DeepMind Math AI Hits 48% on Research-Grade Problems

Google DeepMind's AI co-mathematician scores 48% on FrontierMath Tier 4, beating every prior AI system on a benchmark built from research-level problems that consume expert mathematicians for hours or days. The system, published May 7 on arXiv by an 18-person DeepMind team, runs on Gemini 3.1 via a hierarchical multi-agent workspace: a project coordinator delegates tasks to workstream coordinators managing literature review, library development, and counterexample search. Below sit specialized agents — a search agent, a coding agent, and Gemini Deep Think as proof verifier. The entire stack operates asynchronously, maintaining persistent state across problem attempts capped at 24 hours for internal evaluations and 48 hours for FrontierMath runs. Each attempt uses a broadly comparable number of model and tool calls to a long AI-assisted software engineering session, with no hard token ceiling.

That architectural gap translates directly into the benchmark delta. The underlying Gemini 3.1 base model scores 19% on FrontierMath Tier 4. The co-mathematician hits 48% — 23 correct answers out of 48 non-public problems, with three solved that no previously evaluated system had cracked. GPT-5.5 Pro scored 39.6%, GPT-5.4 Pro 37.5%, and Claude Opus 4.7 and 4.6 22.9%. FrontierMath Tier 4 is a set of problems potentially remaining unsolved by AI for decades; the format allows automated answer checking, so the score is not a matter of interpretation.

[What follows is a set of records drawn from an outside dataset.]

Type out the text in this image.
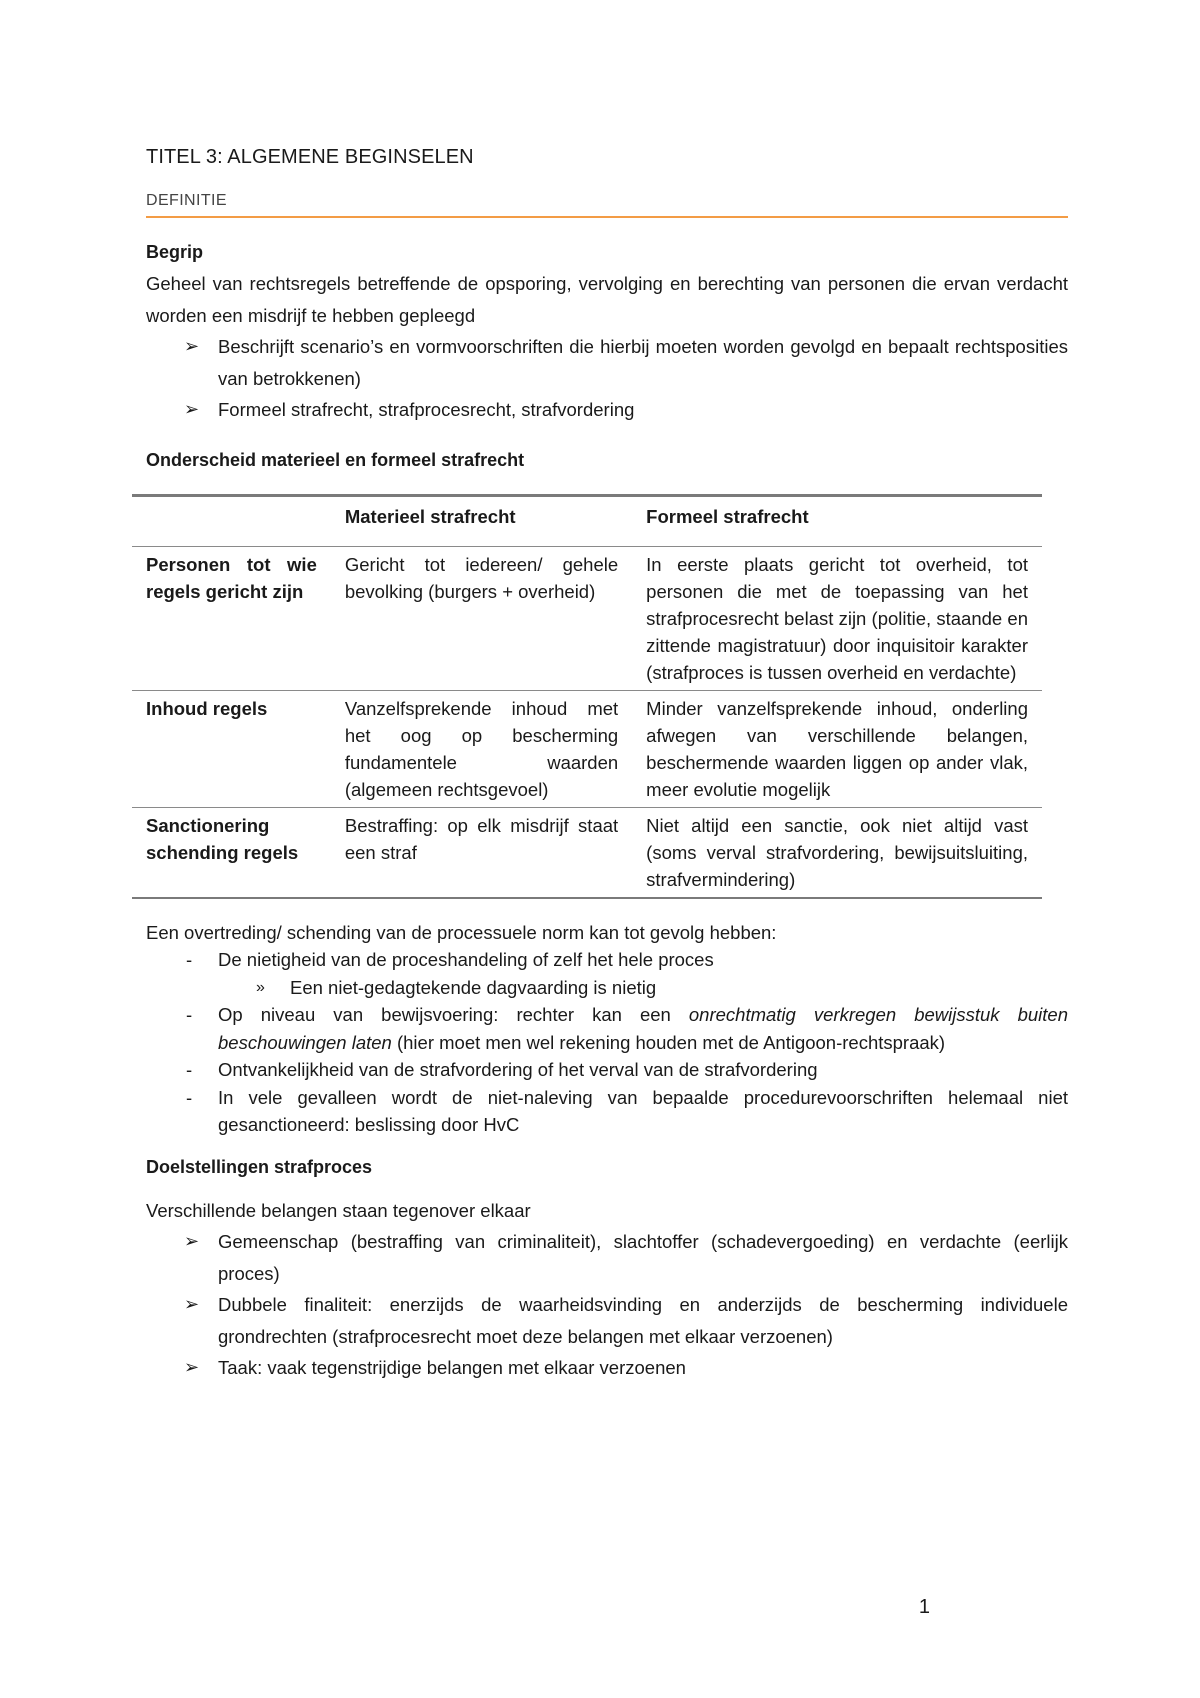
TITEL 3: ALGEMENE BEGINSELEN
DEFINITIE
Begrip

Geheel van rechtsregels betreffende de opsporing, vervolging en berechting van personen die ervan verdacht worden een misdrijf te hebben gepleegd

➢	Beschrijft scenario’s en vormvoorschriften die hierbij moeten worden gevolgd en bepaalt rechtsposities van betrokkenen)
➢	Formeel strafrecht, strafprocesrecht, strafvordering
Onderscheid materieel en formeel strafrecht
	Materieel strafrecht	Formeel strafrecht
Personen tot wie regels gericht zijn	Gericht tot iedereen/ gehele bevolking (burgers + overheid)	In eerste plaats gericht tot overheid, tot personen die met de toepassing van het strafprocesrecht belast zijn (politie, staande en zittende magistratuur) door inquisitoir karakter (strafproces is tussen overheid en verdachte)
Inhoud regels	Vanzelfsprekende inhoud met het oog op bescherming fundamentele waarden (algemeen rechtsgevoel)	Minder vanzelfsprekende inhoud, onderling afwegen van verschillende belangen, beschermende waarden liggen op ander vlak, meer evolutie mogelijk
Sanctionering schending regels	Bestraffing: op elk misdrijf staat een straf	Niet altijd een sanctie, ook niet altijd vast (soms verval strafvordering, bewijsuitsluiting, strafvermindering)

Een overtreding/ schending van de processuele norm kan tot gevolg hebben:

- De nietigheid van de proceshandeling of zelf het hele proces
» Een niet-gedagtekende dagvaarding is nietig
- Op niveau van bewijsvoering: rechter kan een onrechtmatig verkregen bewijsstuk buiten beschouwingen laten (hier moet men wel rekening houden met de Antigoon-rechtspraak)
- Ontvankelijkheid van de strafvordering of het verval van de strafvordering
- In vele gevalleen wordt de niet-naleving van bepaalde procedurevoorschriften helemaal niet gesanctioneerd: beslissing door HvC
Doelstellingen strafproces

Verschillende belangen staan tegenover elkaar

➢	Gemeenschap (bestraffing van criminaliteit), slachtoffer (schadevergoeding) en verdachte (eerlijk proces)
➢	Dubbele finaliteit: enerzijds de waarheidsvinding en anderzijds de bescherming individuele grondrechten (strafprocesrecht moet deze belangen met elkaar verzoenen)
➢	Taak: vaak tegenstrijdige belangen met elkaar verzoenen
1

The architecture produces behavior distinct from prior AI math tools. In one case, the system reduced a geometric tiling problem to a Boolean satisfiability problem, then solved it using the PySAT library — a multi-step path requiring persistent file access and iterative code development that non-agentic models cannot execute. In a representation theory task, it retrieved precise theorem statements via literature search where baseline models failed. In combinatorics, it split theoretical and computational work into parallel workstreams and used reviewer agents to catch logical errors before final assembly. Output includes LaTeX write-ups with margin annotations and provenance notes — formats native to mathematical research workflows.

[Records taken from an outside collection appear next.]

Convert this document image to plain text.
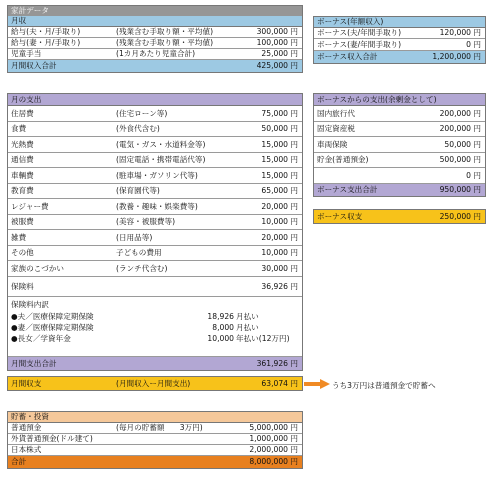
家計データ
月収
給与(夫・月/手取り)	(残業含む手取り額・平均値)	300,000 円
給与(妻・月/手取り)	(残業含む手取り額・平均値)	100,000 円
児童手当	(1カ月あたり児童合計)	25,000 円
月間収入合計	425,000 円
ボーナス(年額収入)
ボーナス(夫/年間手取り)	120,000 円
ボーナス(妻/年間手取り)	0 円
ボーナス収入合計	1,200,000 円
月の支出
住居費	(住宅ローン等)	75,000 円
食費	(外食代含む)	50,000 円
光熱費	(電気・ガス・水道料金等)	15,000 円
通信費	(固定電話・携帯電話代等)	15,000 円
車輌費	(駐車場・ガソリン代等)	15,000 円
教育費	(保育園代等)	65,000 円
レジャー費	(教養・趣味・娯楽費等)	20,000 円
被服費	(美容・被服費等)	10,000 円
雑費	(日用品等)	20,000 円
その他	子どもの費用	10,000 円
家族のこづかい	(ランチ代含む)	30,000 円
保険料	36,926 円
保険料内訳
●夫／医療保障定期保険	18,926 月払い
●妻／医療保障定期保険	8,000 月払い
●長女／学資年金	10,000 年払い(12万円)
月間支出合計	361,926 円
ボーナスからの支出(余剰金として)
国内旅行代	200,000 円
固定資産税	200,000 円
車両保険	50,000 円
貯金(普通預金)	500,000 円
0 円
ボーナス支出合計	950,000 円
ボーナス収支	250,000 円
月間収支	(月間収入ー月間支出)	63,074 円	うち3万円は普通預金で貯蓄へ
貯蓄・投資
普通預金	(毎月の貯蓄額　　3万円)	5,000,000 円
外貨普通預金(ドル建て)	1,000,000 円
日本株式	2,000,000 円
合計	8,000,000 円
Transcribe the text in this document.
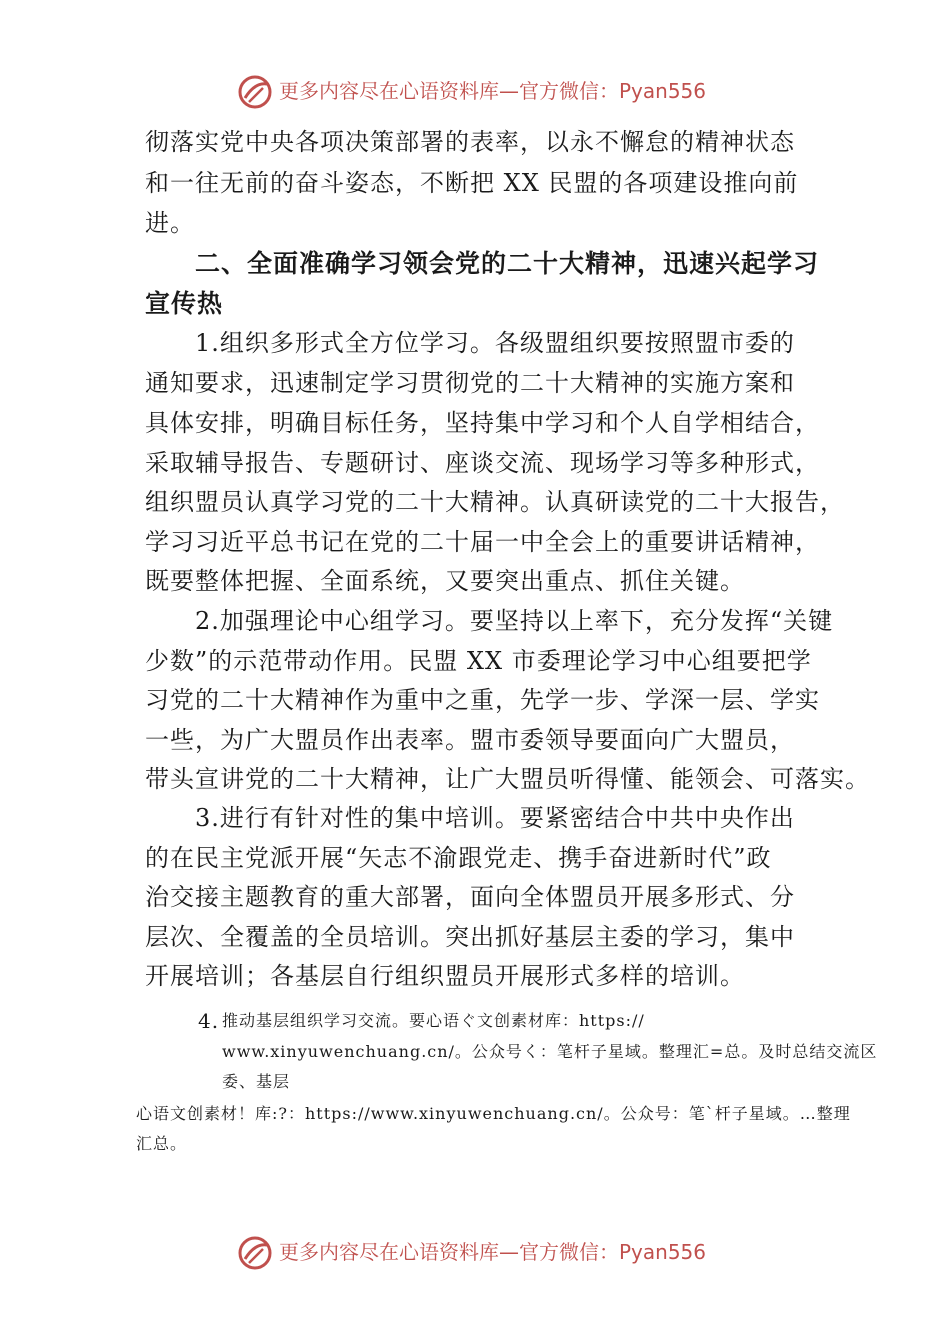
更多内容尽在心语资料库—官方微信：Pyan556
彻落实党中央各项决策部署的表率，以永不懈怠的精神状态
和一往无前的奋斗姿态，不断把 XX 民盟的各项建设推向前
进。
二、全面准确学习领会党的二十大精神，迅速兴起学习
宣传热
1.组织多形式全方位学习。各级盟组织要按照盟市委的
通知要求，迅速制定学习贯彻党的二十大精神的实施方案和
具体安排，明确目标任务，坚持集中学习和个人自学相结合，
采取辅导报告、专题研讨、座谈交流、现场学习等多种形式，
组织盟员认真学习党的二十大精神。认真研读党的二十大报告，
学习习近平总书记在党的二十届一中全会上的重要讲话精神，
既要整体把握、全面系统，又要突出重点、抓住关键。
2.加强理论中心组学习。要坚持以上率下，充分发挥“关键
少数”的示范带动作用。民盟 XX 市委理论学习中心组要把学
习党的二十大精神作为重中之重，先学一步、学深一层、学实
一些，为广大盟员作出表率。盟市委领导要面向广大盟员，
带头宣讲党的二十大精神，让广大盟员听得懂、能领会、可落实。
3.进行有针对性的集中培训。要紧密结合中共中央作出
的在民主党派开展“矢志不渝跟党走、携手奋进新时代”政
治交接主题教育的重大部署，面向全体盟员开展多形式、分
层次、全覆盖的全员培训。突出抓好基层主委的学习，集中
开展培训；各基层自行组织盟员开展形式多样的培训。
4. 推动基层组织学习交流。要心语ぐ文创素材库：https://
www.xinyuwenchuang.cn/。公众号く：笔杆子星域。整理汇=总。及时总结交流区
委、基层
心语文创素材！库:?：https://www.xinyuwenchuang.cn/。公众号：笔`杆子星域。…整理
汇总。
更多内容尽在心语资料库—官方微信：Pyan556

Three early-access mathematicians tested the system. Marc Lackenby at Oxford used it to resolve Problem 21.10 from the Kourovka Notebook, an open compendium of group theory problems maintained since 1965. A reviewer agent flagged a flaw in the AI's first proof attempt, and Lackenby identified the fix. Gergely Bérczi used the system to obtain claimed proofs for conjectures about Stirling coefficients for symmetric power representations. Semon Rezchikov posed a technical subproblem in Hamiltonian systems and received a key lemma that withstood careful checking — and that other AI systems had failed to produce.

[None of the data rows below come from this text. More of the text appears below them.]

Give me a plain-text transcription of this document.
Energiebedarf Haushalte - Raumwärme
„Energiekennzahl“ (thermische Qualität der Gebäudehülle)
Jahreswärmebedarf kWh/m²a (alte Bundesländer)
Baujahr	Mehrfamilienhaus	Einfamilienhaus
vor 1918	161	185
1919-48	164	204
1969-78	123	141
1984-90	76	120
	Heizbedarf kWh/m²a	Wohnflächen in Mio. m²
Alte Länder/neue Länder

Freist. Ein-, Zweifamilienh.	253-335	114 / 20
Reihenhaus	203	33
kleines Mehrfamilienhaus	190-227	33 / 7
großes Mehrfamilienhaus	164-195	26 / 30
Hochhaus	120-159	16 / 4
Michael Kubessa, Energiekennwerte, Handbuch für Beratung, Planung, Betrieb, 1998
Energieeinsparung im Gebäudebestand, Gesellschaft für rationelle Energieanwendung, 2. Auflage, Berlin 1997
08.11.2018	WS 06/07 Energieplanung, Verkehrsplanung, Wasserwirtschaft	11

The 29-point lift over the base Gemini model comes not from a new foundation model but from agentic scaffolding: parallel investigation branches, enforced review cycles, literature-access tooling, and persistent code execution infrastructure. This mirrors what coding agents like Claude Code have done for software engineering — providing scaffolding that lets AI work autonomously over long horizons while remaining steerable. Mathematics has lacked an equivalent; the co-mathematician supplies one. The same logic applies to knowledge-work domains where correctness is verifiable and iteration is the actual workflow — regulatory analysis, formal verification, drug-target validation.

The system ran without the token limits Epoch AI's standard harness imposes on other systems, meaning inference cost is higher than the leaderboard comparison suggests. The review cycle between agents can converge on subtly flawed arguments — what the authors call "reviewer-pleasing bias" — where errors become harder to detect rather than corrected. The system can enter endless revision cycles with no convergence. Access remains restricted to a small group of external testers.

The near-term test is whether systems like this can transfer from curated benchmarks to live technical settings. DeepMind has demonstrated that agentic architecture delivers a step change in verified reasoning performance. The question for the industry is which domains get the same scaffold built next and how quickly.